Comment gérer la boulimie ? C’est une question auquel j’aimerais répondre avec précision. Je n’ai pas vraiment de conseil miracle mais je peux expliquer comment moi j’ai réussi à la surmonter à mon degré de trouble.

J’ai vécu un début de boulimie au début de ma vie d’adulte. Je ne sais pas exactement quand ça a commencé, il semblerait que ce soit à l’adolescence vers 15 ans si j’en crois mon journal intime de cette époque, mais je n’en ai pas de souvenir réel du point de départ. Ce qui est sûr, c’est que le trouble s’est accentué au fil des années. Je passais des moments à me goinfrer jusqu’à en avoir des crampes au ventre si bien que la seule solution imaginable pour moi était de tout régurgiter. Ces crises boulimiques étaient assez rapides – par rapport à la quantité énorme d’aliments avalés – et pouvaient se produire le matin, l’après-midi et le soir. J’en avais eu la nuit, mais rarement : il s’agissait plutôt de nuit où les maux de ventre post crise de soirée étaient trop forts pour m’endormir ; je pouvais donc rechuter pendant ma nuit blanche.

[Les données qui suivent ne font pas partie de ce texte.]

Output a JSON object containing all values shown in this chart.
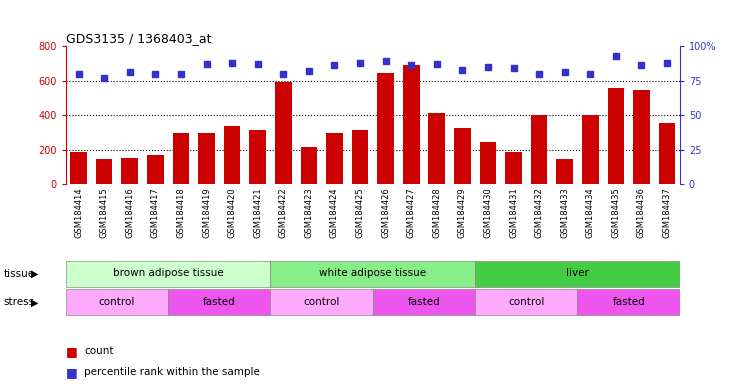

Je ne me suis pas dit tout de suite que j’avais des soucis avec la nourriture car les sites médicaux indiquent des soucis en relation avec l’image à soi comme symptômes de diagnostic. Or, je suis une baguette donc une petite prise de gras me fait toujours plaisir... Je me faisais vomir par culpabilité. Je sentais les crampes dans mon ventre. J’imaginais les problèmes de santé qui pouvait s’en suivre si mon corps assimilait autant de connerie en une seule fois : ulcère, mauvais cholestérol, hyperglycémie, fatigue chronique ? Cela reste des pensées abusives, je le conçois.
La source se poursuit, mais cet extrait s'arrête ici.